Walking Dead “Save the Last One”

TV Review: Walking Dead, Season 2, Episode 3 — “Save the Last One”

As a rule of thumb for serialized television, whether they involve zombies or not, each episode falls into one of two categories. The first are the wham-bam, stick to your ribs, all action all the time episodes, where characters get things done, keep their mouths shut, and mostly go from point a to point b, but usually end up at a surprising point q. Then there’s the other one, which is far more dreaded for most viewers: The contemplative talkies. Not since the 1930s has audible onscreen dialogue caused such disarray. “Where are the zombies?” they ask. As an audience, we want to be shown what’s happening, not hear about it.

The Walking Dead, on the other hand, as the title implies, gives us a little of both. The show successfully marries action with soft-spoken contemplation, and few episodes in the show’s short run has done that better than “Save the Last One,” a critical episode for several characters and one of the strongest of the series.
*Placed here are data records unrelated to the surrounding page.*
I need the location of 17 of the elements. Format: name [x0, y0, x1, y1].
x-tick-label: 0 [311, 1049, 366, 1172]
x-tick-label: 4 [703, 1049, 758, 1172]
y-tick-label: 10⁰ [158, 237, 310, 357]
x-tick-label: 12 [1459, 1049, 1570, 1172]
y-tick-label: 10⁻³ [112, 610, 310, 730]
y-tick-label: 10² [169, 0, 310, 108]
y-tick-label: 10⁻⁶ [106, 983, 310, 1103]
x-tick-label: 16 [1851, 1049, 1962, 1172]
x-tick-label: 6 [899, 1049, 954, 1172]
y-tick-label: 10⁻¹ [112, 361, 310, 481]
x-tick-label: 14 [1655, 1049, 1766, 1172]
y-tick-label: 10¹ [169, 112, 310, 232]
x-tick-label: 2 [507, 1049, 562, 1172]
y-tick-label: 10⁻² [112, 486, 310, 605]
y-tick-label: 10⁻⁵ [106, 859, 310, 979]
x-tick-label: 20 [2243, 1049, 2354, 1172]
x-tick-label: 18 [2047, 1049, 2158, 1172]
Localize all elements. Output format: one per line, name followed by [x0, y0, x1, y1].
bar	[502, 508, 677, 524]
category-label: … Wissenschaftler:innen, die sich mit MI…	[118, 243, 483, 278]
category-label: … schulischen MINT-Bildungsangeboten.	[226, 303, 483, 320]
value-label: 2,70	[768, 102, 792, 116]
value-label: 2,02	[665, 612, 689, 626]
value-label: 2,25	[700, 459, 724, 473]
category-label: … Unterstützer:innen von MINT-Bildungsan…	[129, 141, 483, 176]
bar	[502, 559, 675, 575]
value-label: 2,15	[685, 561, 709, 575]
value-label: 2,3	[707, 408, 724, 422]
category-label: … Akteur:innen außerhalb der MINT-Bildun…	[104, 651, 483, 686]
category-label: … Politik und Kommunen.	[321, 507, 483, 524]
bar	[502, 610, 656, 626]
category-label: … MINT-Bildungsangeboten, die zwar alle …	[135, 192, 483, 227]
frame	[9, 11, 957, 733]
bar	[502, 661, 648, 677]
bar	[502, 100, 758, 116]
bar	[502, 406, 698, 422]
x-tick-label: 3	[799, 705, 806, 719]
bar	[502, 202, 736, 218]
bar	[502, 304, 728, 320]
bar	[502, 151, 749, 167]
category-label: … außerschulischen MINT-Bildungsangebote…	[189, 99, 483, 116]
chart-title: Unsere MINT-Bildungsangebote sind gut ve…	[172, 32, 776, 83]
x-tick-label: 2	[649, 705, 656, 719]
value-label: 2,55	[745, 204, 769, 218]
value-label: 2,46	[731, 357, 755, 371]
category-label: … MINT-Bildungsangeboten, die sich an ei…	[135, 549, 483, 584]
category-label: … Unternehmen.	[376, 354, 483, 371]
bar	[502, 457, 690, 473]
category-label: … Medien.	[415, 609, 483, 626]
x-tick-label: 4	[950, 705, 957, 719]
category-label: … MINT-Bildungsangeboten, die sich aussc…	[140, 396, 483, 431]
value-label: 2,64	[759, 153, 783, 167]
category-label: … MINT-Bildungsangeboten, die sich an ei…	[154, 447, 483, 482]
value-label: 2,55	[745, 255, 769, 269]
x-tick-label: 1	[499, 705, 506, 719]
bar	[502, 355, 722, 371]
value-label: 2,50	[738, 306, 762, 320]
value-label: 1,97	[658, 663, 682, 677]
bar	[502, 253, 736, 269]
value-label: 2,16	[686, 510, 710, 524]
Things kick off in whirlwind of exactly what I’m talking about: a mix of poignant dialogue matched with tense zombie goodness. Rick, for, as he puts, the thousandth time, tells the story of his old buddy Shane, the rapscallion he is, using his unnatural determination and superhuman speed to steal a car and nearly getting away with it, if it weren’t for some snooping adult. Rick awaits Shane’s return with a respirator, so that his wounded son can receive a life saving operation. All the while, Shane, still trapped in the zombie infested school from last week, does his best to not become zombie chum and uses that speed to hightail it around the school’s many tight corridors.

The connection between the two stories gives the show its heart and pumps it, too. For the most part, Rick and Lori waiting over a dying Carl isn’t too exciting–although, the three nail of them the moment before Carl’s seizure, making it one of the most heart stopping (get it?) moments of an already scary episode. It gives purpose to Shane’s mission. It gives it weight. It also makes Shane’s final decisions all the more complex.

In between all this, we drop in on search party Sophia, which is going nowhere. They leave to look for the girl, talk about what it means to live, and return. Nothing groundbreaking, but its fun gaining some new perspectives on characters like Daryl. Watching him rant all last season was getting a bit taxing, so its nice to see this guy take his Sawyer-like spot on the show. We needed a rogue; just not one as easy to dislike as Shane.

The Walking Dead has some hard road ahead. For one thing, how much longer can these characters stay in the same spot without me losing interest. I’d stay at a farmhouse or on a highway forever, too, but not when there’s a whole world of panicky weirdos to probe and force us to question what it really means to live and survive in a world where the dead walk. Still, this episode is tense, thoughtful, and emotional. What more could you ask for in a show about the zombie apocalypse?